Un décès qui interroge la sécurité des intérimaires sur les chantiers
Le 15 juillet 2025, Matis Dugast, âgé de 19 ans, perdait la vie sur un chantier de réfection de route à Sainte-Flaive-des-Loups (Vendée). Employé en intérim depuis sept mois dans une entreprise de travaux publics, il a été enseveli sous de l’enrobé chauffé à 200 °C alors qu’il travaillait avec ses collègues. Un an après, sa mère, Murielle Dugast, continue son combat : obtenir des responsabilités, faire reconnaître la gravité des manquements éventuels et éviter que d’autres jeunes n’aient à payer le prix de lacunes en matière de sécurité.
« Un tel drame ne doit plus jamais avoir lieu. »
Ce rappel, exprimé par la mère de la victime, fait écho à des enjeux concrets : la formation sécurité des intérimaires, l’organisation des chantiers et la mise en œuvre effective des règles de prévention. La victime, intérimaire dans la société de travaux publics depuis sept mois, travaillait sur une opération de pose et de traitement d’enrobé lorsqu’il a été pris au piège par le matériau chauffé.
Conséquences judiciaires et calendrier
La famille attend désormais le procès, programmé pour janvier 2027. Ce rendez‑vous judiciaire doit permettre de faire la lumière sur les responsabilités — de l’entreprise utilisatrice, de l’entreprise prestataire ou d’autres acteurs — et d’évaluer si les règles de prévention et d’encadrement du personnel intérimaire ont été correctement appliquées.

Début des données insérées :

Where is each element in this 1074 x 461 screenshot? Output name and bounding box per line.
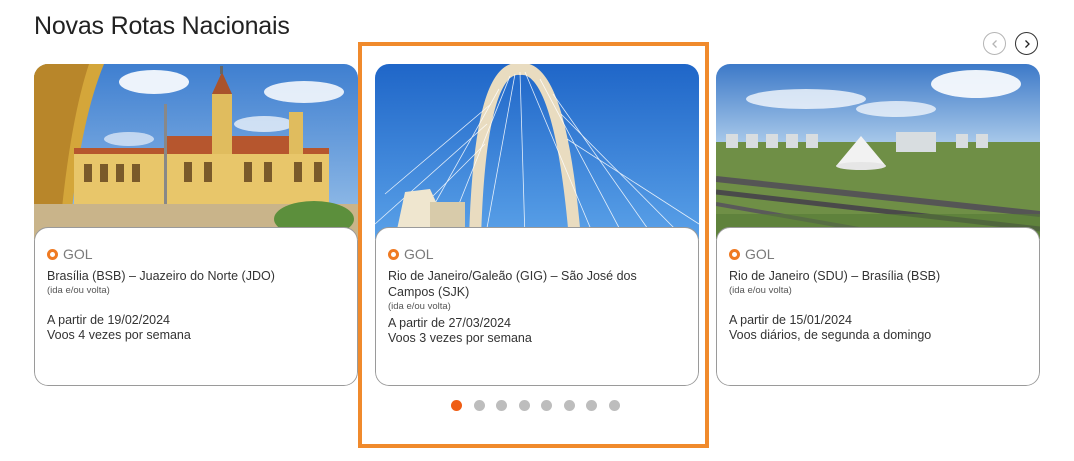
carousel-next-button[interactable]	[1015, 32, 1038, 55]
gol-logo-icon	[47, 248, 58, 260]
airline: GOL	[388, 245, 686, 263]
frequency: Voos 3 vezes por semana	[388, 331, 532, 345]
route-card-body: GOL Rio de Janeiro/Galeão (GIG) – São Jo…	[375, 227, 699, 386]
pagination-dot[interactable]	[586, 400, 597, 411]
chevron-right-icon	[1024, 39, 1030, 48]
frequency: Voos diários, de segunda a domingo	[729, 328, 932, 342]
start-date: A partir de 19/02/2024	[47, 313, 171, 327]
airline-name: GOL	[404, 246, 434, 262]
start-date: A partir de 27/03/2024	[388, 316, 512, 330]
chevron-left-icon	[991, 39, 997, 48]
frequency: Voos 4 vezes por semana	[47, 328, 191, 342]
pagination-dot[interactable]	[518, 400, 530, 411]
gol-logo-icon	[388, 248, 399, 260]
pagination-dot[interactable]	[563, 400, 575, 411]
route-text: Rio de Janeiro (SDU) – Brasília (BSB)	[729, 269, 941, 283]
section-title: Novas Rotas Nacionais	[34, 12, 290, 40]
pagination-dot[interactable]	[608, 400, 620, 411]
airline: GOL	[729, 245, 1027, 263]
route-card-image-church	[34, 64, 358, 239]
route-card-1[interactable]: GOL Brasília (BSB) – Juazeiro do Norte (…	[34, 64, 358, 386]
route-note: (ida e/ou volta)	[729, 285, 792, 296]
pagination-dot[interactable]	[473, 400, 485, 411]
pagination-dot[interactable]	[541, 400, 552, 411]
start-date: A partir de 15/01/2024	[729, 313, 853, 327]
route-text: Rio de Janeiro/Galeão (GIG) – São José d…	[388, 269, 637, 299]
route-card-image-brasilia	[716, 64, 1040, 239]
route-card-image-bridge	[375, 64, 699, 239]
airline-name: GOL	[745, 246, 775, 262]
route-note: (ida e/ou volta)	[47, 285, 110, 296]
airline-name: GOL	[63, 246, 93, 262]
route-card-3[interactable]: GOL Rio de Janeiro (SDU) – Brasília (BSB…	[716, 64, 1040, 386]
airline: GOL	[47, 245, 345, 263]
pagination-dot[interactable]	[451, 400, 462, 411]
route-card-body: GOL Brasília (BSB) – Juazeiro do Norte (…	[34, 227, 358, 386]
pagination-dot[interactable]	[496, 400, 507, 411]
route-card-2[interactable]: GOL Rio de Janeiro/Galeão (GIG) – São Jo…	[375, 64, 699, 386]
route-card-body: GOL Rio de Janeiro (SDU) – Brasília (BSB…	[716, 227, 1040, 386]
route-note: (ida e/ou volta)	[388, 301, 451, 312]
carousel-prev-button[interactable]	[983, 32, 1006, 55]
route-text: Brasília (BSB) – Juazeiro do Norte (JDO)	[47, 269, 275, 283]
gol-logo-icon	[729, 248, 740, 260]
carousel-pagination	[451, 400, 620, 411]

| Événement | Date / information |
|---|---|
| Accident | 15 juillet 2025 |
| Âge de la victime | 19 ans |
| Situation professionnelle | Intérimaire depuis 7 mois |
| Température de l’enrobé | 200 °C |
| Procès prévu | Janvier 2027 |
Ce que cela change pour les salariés et les employeurs
Derrière ces dates et ces chiffres se posent des questions pratiques pour les acteurs du secteur : la robustesse des briefings sécurité, l’adéquation des protections collectives et individuelles, et la vigilance portée aux personnels temporaires souvent moins intégrés aux dispositifs d’information. Pour les salariés, en particulier les jeunes et les intérimaires, ce cas illustre la nécessité d’un accès effectif à la formation sécurité et à des consignes visibles et comprisessur le terrain.
- Pour les employeurs : prendre en compte la vulnérabilité des intérimaires et formaliser les transferts d’information sécurité entre entreprises.

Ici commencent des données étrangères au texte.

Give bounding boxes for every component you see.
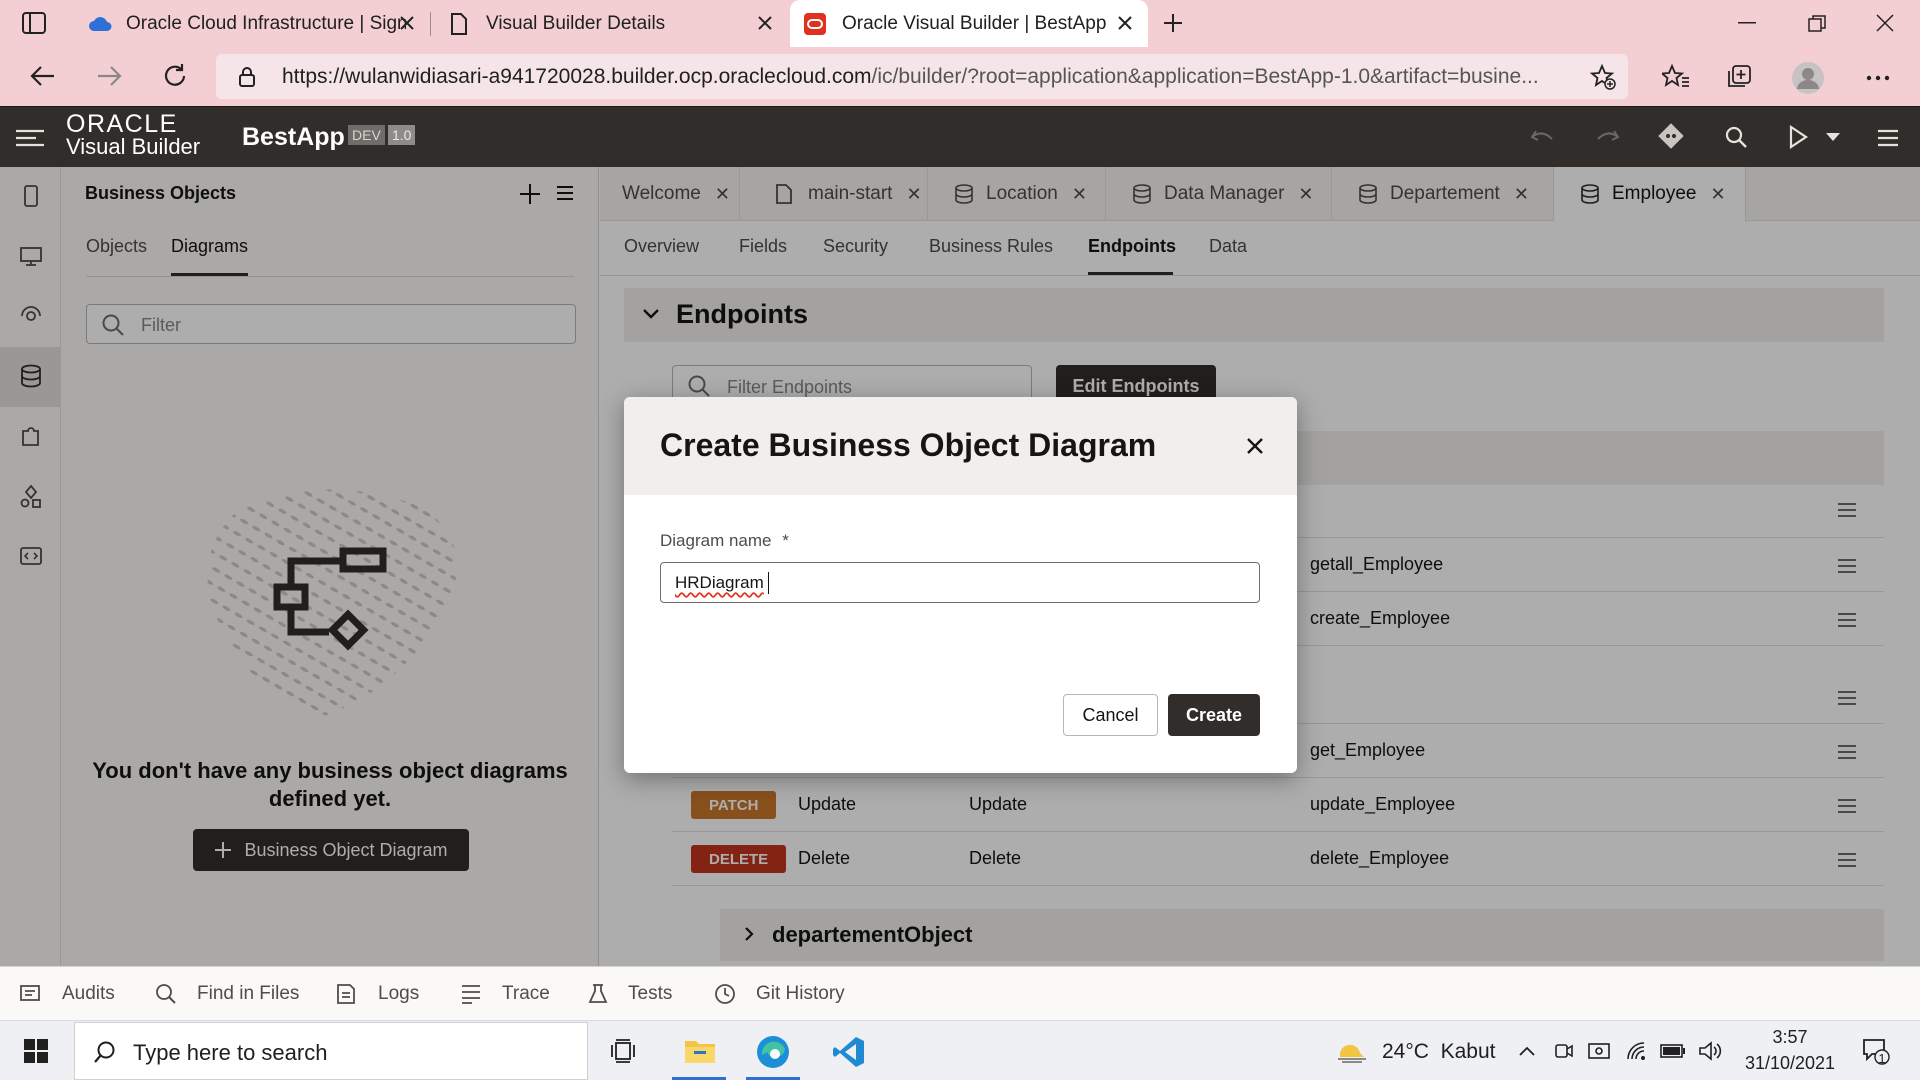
- address-bar[interactable]: https://wulanwidiasari-a941720028.builde…: [216, 54, 1628, 99]
- trace-button[interactable]: Trace: [460, 983, 550, 1005]
- version-badge: 1.0: [388, 125, 416, 145]
- run-options-chevron-down-icon[interactable]: [1826, 133, 1840, 141]
- lock-icon[interactable]: [238, 66, 256, 88]
- browser-tab-vb-bestapp[interactable]: Oracle Visual Builder | BestApp-1: [790, 0, 1148, 47]
- tests-button[interactable]: Tests: [588, 983, 672, 1005]
- run-icon[interactable]: [1788, 125, 1808, 149]
- task-view-icon[interactable]: [610, 1039, 636, 1063]
- undo-icon[interactable]: [1530, 127, 1554, 147]
- dialog-title: Create Business Object Diagram: [660, 427, 1157, 463]
- browser-tab-title: Visual Builder Details: [486, 12, 666, 34]
- text-cursor: [768, 572, 769, 594]
- edge-icon[interactable]: [756, 1035, 790, 1069]
- url-host: https://wulanwidiasari-a941720028.builde…: [282, 65, 872, 88]
- audits-label: Audits: [62, 983, 115, 1004]
- back-icon[interactable]: [30, 65, 56, 87]
- audits-button[interactable]: Audits: [20, 983, 115, 1005]
- app-name[interactable]: BestApp: [242, 123, 345, 152]
- refresh-icon[interactable]: [162, 63, 188, 89]
- browser-tab-strip: Oracle Cloud Infrastructure | Sign Visua…: [0, 0, 1920, 47]
- minimize-icon[interactable]: [1738, 22, 1756, 24]
- profile-avatar[interactable]: [1792, 62, 1824, 94]
- browser-tab-oci[interactable]: Oracle Cloud Infrastructure | Sign: [74, 0, 430, 47]
- find-in-files-button[interactable]: Find in Files: [155, 983, 299, 1005]
- field-label: Diagram name *: [660, 531, 789, 551]
- collections-icon[interactable]: [1726, 64, 1752, 90]
- file-explorer-icon[interactable]: [684, 1037, 716, 1065]
- page-icon: [450, 12, 468, 35]
- cloud-icon: [88, 16, 112, 32]
- browser-tab-vb-details[interactable]: Visual Builder Details: [432, 0, 788, 47]
- search-icon: [93, 1040, 117, 1064]
- tests-label: Tests: [628, 983, 673, 1004]
- restore-icon[interactable]: [1808, 15, 1826, 33]
- logs-icon: [336, 983, 356, 1005]
- close-icon[interactable]: [1246, 437, 1264, 455]
- search-icon[interactable]: [1724, 125, 1748, 149]
- more-options-icon[interactable]: [1866, 75, 1890, 81]
- volume-icon[interactable]: [1698, 1041, 1722, 1061]
- logs-label: Logs: [378, 983, 420, 1004]
- logs-button[interactable]: Logs: [336, 983, 419, 1005]
- clock-icon: [714, 983, 736, 1005]
- logo-product-text: Visual Builder: [66, 134, 201, 159]
- create-diagram-dialog: Create Business Object Diagram Diagram n…: [624, 397, 1297, 773]
- weather-text[interactable]: 24°C Kabut: [1382, 1040, 1495, 1064]
- menu-icon[interactable]: [1878, 129, 1898, 147]
- url-path: /ic/builder/?root=application&applicatio…: [871, 65, 1539, 88]
- tab-actions-icon[interactable]: [22, 12, 46, 34]
- git-history-label: Git History: [756, 983, 845, 1004]
- taskbar-search-placeholder: Type here to search: [133, 1040, 328, 1065]
- trace-label: Trace: [502, 983, 550, 1004]
- search-icon: [155, 983, 177, 1005]
- browser-toolbar: https://wulanwidiasari-a941720028.builde…: [0, 47, 1920, 106]
- vscode-icon[interactable]: [832, 1035, 866, 1069]
- create-button[interactable]: Create: [1168, 694, 1260, 736]
- chevron-up-icon[interactable]: [1518, 1045, 1536, 1057]
- meet-now-icon[interactable]: [1554, 1041, 1574, 1061]
- navigator-menu-icon[interactable]: [16, 129, 44, 147]
- favorites-icon[interactable]: [1662, 64, 1690, 90]
- diagram-name-label: Diagram name: [660, 531, 772, 550]
- dev-badge: DEV: [348, 125, 385, 145]
- close-tab-icon[interactable]: [1116, 14, 1134, 32]
- close-tab-icon[interactable]: [398, 14, 416, 32]
- find-in-files-label: Find in Files: [197, 983, 300, 1004]
- battery-icon[interactable]: [1660, 1043, 1686, 1059]
- required-mark: *: [782, 531, 789, 550]
- clock-date[interactable]: 31/10/2021: [1734, 1053, 1846, 1074]
- bottom-toolbar: Audits Find in Files Logs Trace Tests Gi…: [0, 966, 1920, 1020]
- flask-icon: [588, 983, 608, 1005]
- cancel-button[interactable]: Cancel: [1063, 694, 1158, 736]
- add-favorite-icon[interactable]: [1590, 64, 1616, 90]
- wifi-icon[interactable]: [1626, 1041, 1648, 1061]
- close-window-icon[interactable]: [1876, 14, 1894, 32]
- url-text[interactable]: https://wulanwidiasari-a941720028.builde…: [282, 65, 1582, 89]
- oracle-icon: [804, 12, 826, 35]
- new-tab-icon[interactable]: [1162, 12, 1184, 34]
- forward-icon[interactable]: [96, 65, 122, 87]
- audits-icon: [20, 984, 42, 1004]
- screen-capture-icon[interactable]: [1588, 1041, 1610, 1061]
- trace-icon: [460, 984, 482, 1004]
- git-icon[interactable]: [1658, 123, 1684, 149]
- windows-start-icon[interactable]: [24, 1039, 48, 1063]
- oracle-logo: ORACLE Visual Builder: [66, 111, 200, 159]
- dialog-header: Create Business Object Diagram: [624, 397, 1297, 495]
- vb-header: ORACLE Visual Builder BestApp DEV 1.0: [0, 106, 1920, 167]
- notification-count: 1: [1878, 1051, 1886, 1066]
- tab-divider: [430, 12, 431, 36]
- browser-tab-title: Oracle Visual Builder | BestApp-1: [842, 12, 1107, 34]
- diagram-name-value: HRDiagram: [675, 573, 764, 592]
- git-history-button[interactable]: Git History: [714, 983, 845, 1005]
- browser-tab-title: Oracle Cloud Infrastructure | Sign: [126, 12, 406, 34]
- taskbar-search[interactable]: Type here to search: [74, 1022, 588, 1080]
- clock-time[interactable]: 3:57: [1746, 1027, 1834, 1048]
- redo-icon[interactable]: [1596, 127, 1620, 147]
- close-tab-icon[interactable]: [756, 14, 774, 32]
- weather-icon[interactable]: [1336, 1037, 1368, 1063]
- diagram-name-field[interactable]: HRDiagram: [660, 562, 1260, 603]
- windows-taskbar: Type here to search 24°C Kabut 3:57 31/1…: [0, 1020, 1920, 1080]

- Pour les intérimaires : exiger la formation minimale et les protections adaptées avant toute mise au poste.
- Pour les pouvoirs publics : suivre les suites judiciaires pour adapter si nécessaire les contrôles et la réglementation.

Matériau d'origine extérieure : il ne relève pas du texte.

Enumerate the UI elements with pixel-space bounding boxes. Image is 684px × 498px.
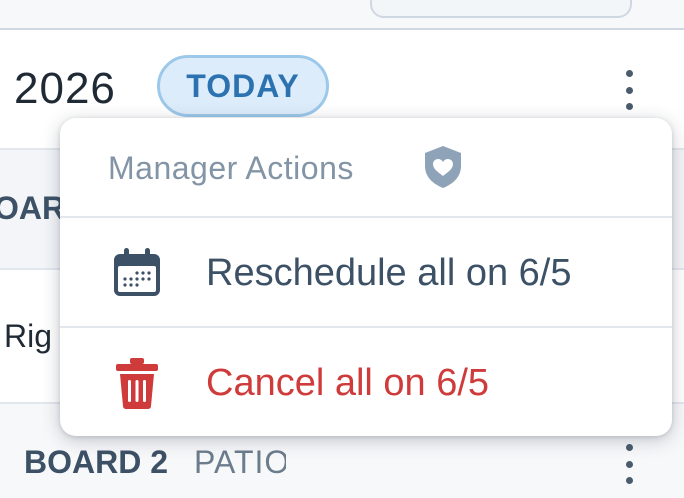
location-label: PATIO [194, 444, 286, 480]
board-column-label: OAR [0, 190, 66, 226]
today-badge[interactable]: TODAY [157, 55, 329, 117]
row-more-options-icon[interactable] [623, 444, 635, 484]
more-options-icon[interactable] [623, 70, 635, 110]
shield-heart-icon [425, 146, 461, 188]
calendar-icon [114, 248, 160, 296]
top-search-pill[interactable] [370, 0, 632, 18]
menu-header: Manager Actions [60, 118, 672, 218]
top-toolbar-strip [0, 0, 684, 30]
reschedule-all-menu-item[interactable]: Reschedule all on 6/5 [60, 218, 672, 328]
cancel-all-label: Cancel all on 6/5 [206, 362, 490, 404]
manager-actions-menu: Manager Actions Reschedule all on 6/5 Ca… [60, 118, 672, 436]
reschedule-all-label: Reschedule all on 6/5 [206, 252, 572, 294]
trash-icon [116, 358, 158, 409]
cancel-all-menu-item[interactable]: Cancel all on 6/5 [60, 328, 672, 436]
board-label: BOARD 2 [24, 444, 169, 480]
row-name: Rig [4, 318, 53, 354]
date-year: 2026 [14, 64, 116, 113]
menu-title: Manager Actions [108, 150, 354, 186]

La famille de Matis a choisi de rendre publique son attente du procès et son souhait que l’histoire de son fils serve de leçon. Le suivi judiciaire apportera des éléments factuels sur les responsabilités ; d’ici là, l’affaire alimente le débat sur la manière dont la prévention des risques au travail est mise en œuvre, notamment pour des travailleurs précaires et jeunes.